Qu’elle fasse vivre notre démocratie syndicale sans laquelle notre syndicalisme de classe, de masse et de transformation sociale n’existe pas.

Pour finir avant de vous laisser la parole je dirai en résumé que ce qui doit nous guider dans cette réflexion c’est :

1) quelle organisation pour être à la hauteur de nos ambitions ;

2) pour gagner il ne suffit pas d’être fort chez soi il faut être fort partout !

La résolution

Le comité général de l’UD a débattu largement de la structuration professionnelle de notre organisation.

Il ressort de ces débats que le modèle actuel du syndicat d’entreprise laisse de côté des pans entier du monde du travail. En effet, le capitalisme, avec l’appui des pouvoirs publics, a éclaté l’entreprise et les collectifs de travail, que ce soit dans le privé ou le public, multipliant les statuts de travail vers toujours plus de précarité.

Résulte de ce constat, une faiblesse d’implantation avec près de la moitié des travailleuses et travailleurs sans lien avec la CGT, un isolement d’un nombre toujours plus élevé de syndiqué⋅es, avec près d’un⋅e syndiqué⋅e sur cinq qui n’est rattaché⋅e à aucun syndicat, et un grand nombre de syndicats centré sur une seule entreprise, dont les militants sont coincés dans une logique institutionnelle de dialogue social et coupés de l’activité générale de la CGT.

Face à cette réalité, ne rien changer à notre structuration c’est se condamner à laisser la situation se dégrader et rester dans l’incapacité de construire les rapports de force nécessaires pour affronter le capitalisme et gagner sur nos revendications.

Notre comité général considère qu’il est important d’ouvrir le débat pour mettre en place des syndicats territoriaux professionnels à même d’organiser toutes et tous les travailleuses et travailleurs d’un même champ professionnel ou participant d’une même chaine de valeurs.

Cette réflexion doit nous permettre :

  • De ne laisser aucun⋅e syndiqué⋅e sans syndicat, aucun salarié ne devant rester en dehors de la CGT sous le prétexte qu’il n’existe pas de structure apte à l’accueillir comme l’affirmait déjà le 48e congrès confédéral.
  • De dynamiser la démocratie syndicale en la sortant des frontières étroites de l’entreprise.
  • De mutualiser les moyens syndicaux et financiers afin de développer largement l’activité syndicale vers l’ensemble du monde du travail.
  • De renforcer nos capacités de mobilisation et de construction du rapport de force.
  • De remettre au centre les questions d’identités collectives base de l’identité de classe et rempart au repli sur soi corporatiste.
  • De favoriser par la conscience de la dimension territoriale, les liens entre pro et interpro, au plus près des réalités de travail du salariat.

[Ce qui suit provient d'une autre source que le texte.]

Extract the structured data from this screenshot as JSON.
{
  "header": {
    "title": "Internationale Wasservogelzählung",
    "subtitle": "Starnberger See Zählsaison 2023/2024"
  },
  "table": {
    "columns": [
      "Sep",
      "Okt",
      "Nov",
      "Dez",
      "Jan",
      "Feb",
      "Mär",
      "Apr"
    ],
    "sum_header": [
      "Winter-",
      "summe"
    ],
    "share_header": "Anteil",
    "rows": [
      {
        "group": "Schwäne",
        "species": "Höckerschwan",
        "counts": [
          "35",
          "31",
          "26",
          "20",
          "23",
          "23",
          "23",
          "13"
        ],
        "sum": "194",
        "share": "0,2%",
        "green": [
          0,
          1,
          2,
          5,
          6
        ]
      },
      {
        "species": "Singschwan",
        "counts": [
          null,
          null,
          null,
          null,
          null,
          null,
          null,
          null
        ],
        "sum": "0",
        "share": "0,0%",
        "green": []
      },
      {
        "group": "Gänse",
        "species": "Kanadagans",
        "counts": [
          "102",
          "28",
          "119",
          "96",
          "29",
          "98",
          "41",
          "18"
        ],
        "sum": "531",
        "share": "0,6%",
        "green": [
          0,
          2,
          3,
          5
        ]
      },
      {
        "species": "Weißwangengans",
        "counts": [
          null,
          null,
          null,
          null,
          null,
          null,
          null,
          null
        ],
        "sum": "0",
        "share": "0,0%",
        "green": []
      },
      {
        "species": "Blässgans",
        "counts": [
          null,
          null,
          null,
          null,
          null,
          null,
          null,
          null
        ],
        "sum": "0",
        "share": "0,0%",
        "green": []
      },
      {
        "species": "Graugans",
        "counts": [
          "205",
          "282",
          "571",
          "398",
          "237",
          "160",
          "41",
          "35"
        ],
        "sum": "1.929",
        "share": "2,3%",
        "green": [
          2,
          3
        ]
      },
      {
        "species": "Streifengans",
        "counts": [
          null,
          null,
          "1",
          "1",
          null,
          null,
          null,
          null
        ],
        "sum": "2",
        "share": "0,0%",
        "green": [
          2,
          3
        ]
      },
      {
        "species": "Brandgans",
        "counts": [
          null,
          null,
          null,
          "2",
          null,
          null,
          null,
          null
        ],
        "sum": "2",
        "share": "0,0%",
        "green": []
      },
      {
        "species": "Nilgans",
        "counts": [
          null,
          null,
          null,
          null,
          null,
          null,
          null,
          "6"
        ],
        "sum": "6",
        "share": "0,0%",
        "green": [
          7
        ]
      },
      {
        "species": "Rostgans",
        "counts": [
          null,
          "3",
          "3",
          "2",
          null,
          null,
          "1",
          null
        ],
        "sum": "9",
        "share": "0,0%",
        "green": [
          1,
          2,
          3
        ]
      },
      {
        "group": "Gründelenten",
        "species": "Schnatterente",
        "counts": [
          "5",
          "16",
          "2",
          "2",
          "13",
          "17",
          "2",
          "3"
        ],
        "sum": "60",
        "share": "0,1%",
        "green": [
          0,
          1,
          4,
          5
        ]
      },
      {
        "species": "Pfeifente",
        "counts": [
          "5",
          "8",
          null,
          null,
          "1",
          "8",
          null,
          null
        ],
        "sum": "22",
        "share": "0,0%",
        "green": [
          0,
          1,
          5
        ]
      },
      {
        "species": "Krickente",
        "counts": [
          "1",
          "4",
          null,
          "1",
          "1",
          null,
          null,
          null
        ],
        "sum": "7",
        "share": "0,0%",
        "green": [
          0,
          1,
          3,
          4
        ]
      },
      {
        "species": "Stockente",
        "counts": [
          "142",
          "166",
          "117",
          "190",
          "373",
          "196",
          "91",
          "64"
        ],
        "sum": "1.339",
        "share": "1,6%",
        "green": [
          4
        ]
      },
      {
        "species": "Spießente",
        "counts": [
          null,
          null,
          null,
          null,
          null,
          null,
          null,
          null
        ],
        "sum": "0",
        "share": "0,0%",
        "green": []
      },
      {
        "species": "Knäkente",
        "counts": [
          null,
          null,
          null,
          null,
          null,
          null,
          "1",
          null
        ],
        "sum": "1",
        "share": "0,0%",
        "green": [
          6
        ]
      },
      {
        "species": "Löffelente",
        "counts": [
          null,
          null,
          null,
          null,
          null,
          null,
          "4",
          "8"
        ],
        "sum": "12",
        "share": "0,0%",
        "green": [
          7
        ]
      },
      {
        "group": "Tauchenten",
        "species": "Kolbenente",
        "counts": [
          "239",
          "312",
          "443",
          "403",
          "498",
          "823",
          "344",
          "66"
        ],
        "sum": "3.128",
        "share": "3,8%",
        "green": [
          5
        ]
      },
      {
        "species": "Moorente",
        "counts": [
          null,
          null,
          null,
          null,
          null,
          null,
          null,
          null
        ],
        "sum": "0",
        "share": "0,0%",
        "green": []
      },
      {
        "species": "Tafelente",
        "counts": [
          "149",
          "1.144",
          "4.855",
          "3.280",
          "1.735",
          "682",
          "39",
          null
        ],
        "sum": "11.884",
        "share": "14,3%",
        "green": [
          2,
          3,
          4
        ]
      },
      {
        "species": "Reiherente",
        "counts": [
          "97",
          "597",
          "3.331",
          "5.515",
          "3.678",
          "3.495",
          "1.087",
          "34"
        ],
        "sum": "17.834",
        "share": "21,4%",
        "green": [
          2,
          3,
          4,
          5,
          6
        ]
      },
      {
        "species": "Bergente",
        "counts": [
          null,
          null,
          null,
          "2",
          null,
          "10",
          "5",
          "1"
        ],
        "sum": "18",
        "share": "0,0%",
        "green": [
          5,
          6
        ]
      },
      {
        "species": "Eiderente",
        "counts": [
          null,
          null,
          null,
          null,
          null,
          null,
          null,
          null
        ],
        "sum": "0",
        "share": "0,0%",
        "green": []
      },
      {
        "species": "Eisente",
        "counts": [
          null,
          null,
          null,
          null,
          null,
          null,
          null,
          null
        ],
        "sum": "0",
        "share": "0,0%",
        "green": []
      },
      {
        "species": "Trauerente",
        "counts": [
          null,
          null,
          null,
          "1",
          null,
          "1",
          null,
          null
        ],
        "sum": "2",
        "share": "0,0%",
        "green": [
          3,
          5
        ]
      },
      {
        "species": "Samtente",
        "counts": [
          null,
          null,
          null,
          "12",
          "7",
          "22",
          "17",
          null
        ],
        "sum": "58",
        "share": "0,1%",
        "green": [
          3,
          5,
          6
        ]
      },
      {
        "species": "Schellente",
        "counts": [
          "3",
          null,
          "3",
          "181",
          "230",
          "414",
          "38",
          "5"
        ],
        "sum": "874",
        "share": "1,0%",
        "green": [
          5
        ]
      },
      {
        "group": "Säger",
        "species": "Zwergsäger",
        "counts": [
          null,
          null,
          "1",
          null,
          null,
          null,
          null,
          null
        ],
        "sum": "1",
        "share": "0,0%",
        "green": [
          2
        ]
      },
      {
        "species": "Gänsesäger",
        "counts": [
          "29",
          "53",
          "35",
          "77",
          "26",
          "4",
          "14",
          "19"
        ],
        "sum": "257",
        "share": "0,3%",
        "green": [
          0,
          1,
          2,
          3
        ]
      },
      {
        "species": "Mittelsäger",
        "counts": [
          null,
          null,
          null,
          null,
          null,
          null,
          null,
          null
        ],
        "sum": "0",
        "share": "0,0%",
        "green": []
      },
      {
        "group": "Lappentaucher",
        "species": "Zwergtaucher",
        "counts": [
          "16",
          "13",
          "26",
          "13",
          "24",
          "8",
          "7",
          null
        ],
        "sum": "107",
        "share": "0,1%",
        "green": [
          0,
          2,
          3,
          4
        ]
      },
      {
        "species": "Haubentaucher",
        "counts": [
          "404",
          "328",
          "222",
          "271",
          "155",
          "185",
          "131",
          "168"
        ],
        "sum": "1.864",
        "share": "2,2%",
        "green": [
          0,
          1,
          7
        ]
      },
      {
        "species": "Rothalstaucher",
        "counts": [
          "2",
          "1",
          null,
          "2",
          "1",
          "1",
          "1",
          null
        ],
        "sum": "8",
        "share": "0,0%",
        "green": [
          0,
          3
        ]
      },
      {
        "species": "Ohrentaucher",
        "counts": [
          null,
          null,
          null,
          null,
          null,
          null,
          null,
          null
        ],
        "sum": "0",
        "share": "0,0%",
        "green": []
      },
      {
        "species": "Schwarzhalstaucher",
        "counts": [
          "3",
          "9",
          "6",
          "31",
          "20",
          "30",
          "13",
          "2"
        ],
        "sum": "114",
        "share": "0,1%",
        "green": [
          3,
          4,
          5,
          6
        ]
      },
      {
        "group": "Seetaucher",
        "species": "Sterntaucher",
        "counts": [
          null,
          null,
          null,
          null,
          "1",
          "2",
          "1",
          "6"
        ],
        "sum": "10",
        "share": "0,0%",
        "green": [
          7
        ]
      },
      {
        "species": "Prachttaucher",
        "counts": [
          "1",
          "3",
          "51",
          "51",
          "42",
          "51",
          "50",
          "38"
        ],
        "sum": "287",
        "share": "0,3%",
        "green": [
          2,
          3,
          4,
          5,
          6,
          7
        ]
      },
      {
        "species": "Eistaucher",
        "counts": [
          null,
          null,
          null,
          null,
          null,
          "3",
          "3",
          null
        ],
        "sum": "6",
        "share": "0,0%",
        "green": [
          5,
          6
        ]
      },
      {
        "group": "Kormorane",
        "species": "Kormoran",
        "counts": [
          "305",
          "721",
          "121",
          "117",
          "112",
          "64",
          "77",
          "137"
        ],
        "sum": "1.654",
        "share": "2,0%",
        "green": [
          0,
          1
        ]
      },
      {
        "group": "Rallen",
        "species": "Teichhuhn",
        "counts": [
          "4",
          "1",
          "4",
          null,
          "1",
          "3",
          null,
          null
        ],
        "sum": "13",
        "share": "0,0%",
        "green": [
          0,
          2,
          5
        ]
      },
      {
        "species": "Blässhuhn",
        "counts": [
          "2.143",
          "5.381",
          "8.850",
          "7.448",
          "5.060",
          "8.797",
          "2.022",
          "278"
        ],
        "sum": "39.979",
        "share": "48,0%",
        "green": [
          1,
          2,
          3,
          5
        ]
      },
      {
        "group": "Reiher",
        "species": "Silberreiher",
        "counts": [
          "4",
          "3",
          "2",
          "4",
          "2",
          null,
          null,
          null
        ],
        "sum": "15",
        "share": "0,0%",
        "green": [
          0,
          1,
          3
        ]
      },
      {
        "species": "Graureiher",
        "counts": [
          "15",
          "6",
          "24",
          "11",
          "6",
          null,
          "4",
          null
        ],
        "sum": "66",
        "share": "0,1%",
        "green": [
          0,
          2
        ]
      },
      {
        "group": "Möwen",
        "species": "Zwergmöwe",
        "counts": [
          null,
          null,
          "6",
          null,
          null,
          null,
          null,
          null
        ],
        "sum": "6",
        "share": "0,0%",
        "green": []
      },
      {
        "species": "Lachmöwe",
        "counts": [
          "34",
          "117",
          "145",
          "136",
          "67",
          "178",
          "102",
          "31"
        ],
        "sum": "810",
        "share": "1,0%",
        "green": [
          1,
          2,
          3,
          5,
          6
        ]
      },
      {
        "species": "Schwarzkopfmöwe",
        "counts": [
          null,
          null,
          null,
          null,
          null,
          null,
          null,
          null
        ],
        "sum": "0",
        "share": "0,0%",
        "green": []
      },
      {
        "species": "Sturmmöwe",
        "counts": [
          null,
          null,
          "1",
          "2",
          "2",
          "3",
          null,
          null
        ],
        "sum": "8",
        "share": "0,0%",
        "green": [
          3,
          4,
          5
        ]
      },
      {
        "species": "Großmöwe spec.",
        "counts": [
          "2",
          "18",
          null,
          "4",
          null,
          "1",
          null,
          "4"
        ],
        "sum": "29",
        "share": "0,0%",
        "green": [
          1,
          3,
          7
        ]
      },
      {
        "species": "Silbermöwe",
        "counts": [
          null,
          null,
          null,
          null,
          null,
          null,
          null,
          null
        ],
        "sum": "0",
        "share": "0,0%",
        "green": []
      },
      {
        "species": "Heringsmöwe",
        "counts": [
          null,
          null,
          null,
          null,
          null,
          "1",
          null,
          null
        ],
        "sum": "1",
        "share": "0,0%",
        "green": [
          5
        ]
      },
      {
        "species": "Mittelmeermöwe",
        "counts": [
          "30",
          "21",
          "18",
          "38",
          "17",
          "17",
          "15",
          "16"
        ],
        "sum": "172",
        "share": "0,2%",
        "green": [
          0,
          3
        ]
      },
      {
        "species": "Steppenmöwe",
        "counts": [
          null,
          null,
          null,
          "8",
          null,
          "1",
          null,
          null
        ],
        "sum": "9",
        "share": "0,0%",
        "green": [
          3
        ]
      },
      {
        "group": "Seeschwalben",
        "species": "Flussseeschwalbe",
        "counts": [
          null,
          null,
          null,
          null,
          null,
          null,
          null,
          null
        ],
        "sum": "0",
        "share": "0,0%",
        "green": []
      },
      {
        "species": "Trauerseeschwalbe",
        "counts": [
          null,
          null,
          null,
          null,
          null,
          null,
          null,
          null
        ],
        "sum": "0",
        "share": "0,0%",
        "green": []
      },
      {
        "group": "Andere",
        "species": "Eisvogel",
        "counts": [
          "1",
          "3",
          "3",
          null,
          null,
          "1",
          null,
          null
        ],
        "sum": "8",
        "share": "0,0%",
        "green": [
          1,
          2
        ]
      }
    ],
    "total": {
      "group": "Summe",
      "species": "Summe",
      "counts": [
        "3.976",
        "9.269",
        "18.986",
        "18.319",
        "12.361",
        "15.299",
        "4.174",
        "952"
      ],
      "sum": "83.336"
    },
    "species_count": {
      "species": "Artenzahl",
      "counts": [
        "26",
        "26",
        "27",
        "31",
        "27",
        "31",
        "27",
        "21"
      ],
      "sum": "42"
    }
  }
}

Notre comité général appelle l’ensemble des structures de la CGT a s’emparer de ces questions, à les mettre en débat à tous les échelons de l’organisation avec l’implication de tou⋅tes les syndiqué⋅es pour construire cette structuration professionnelle territoriale afin d’être en capacité de faire face aux enjeux de la période et de faire vivre réellement notre syndicalisme CGT, de classe, de masse et de transformation sociale.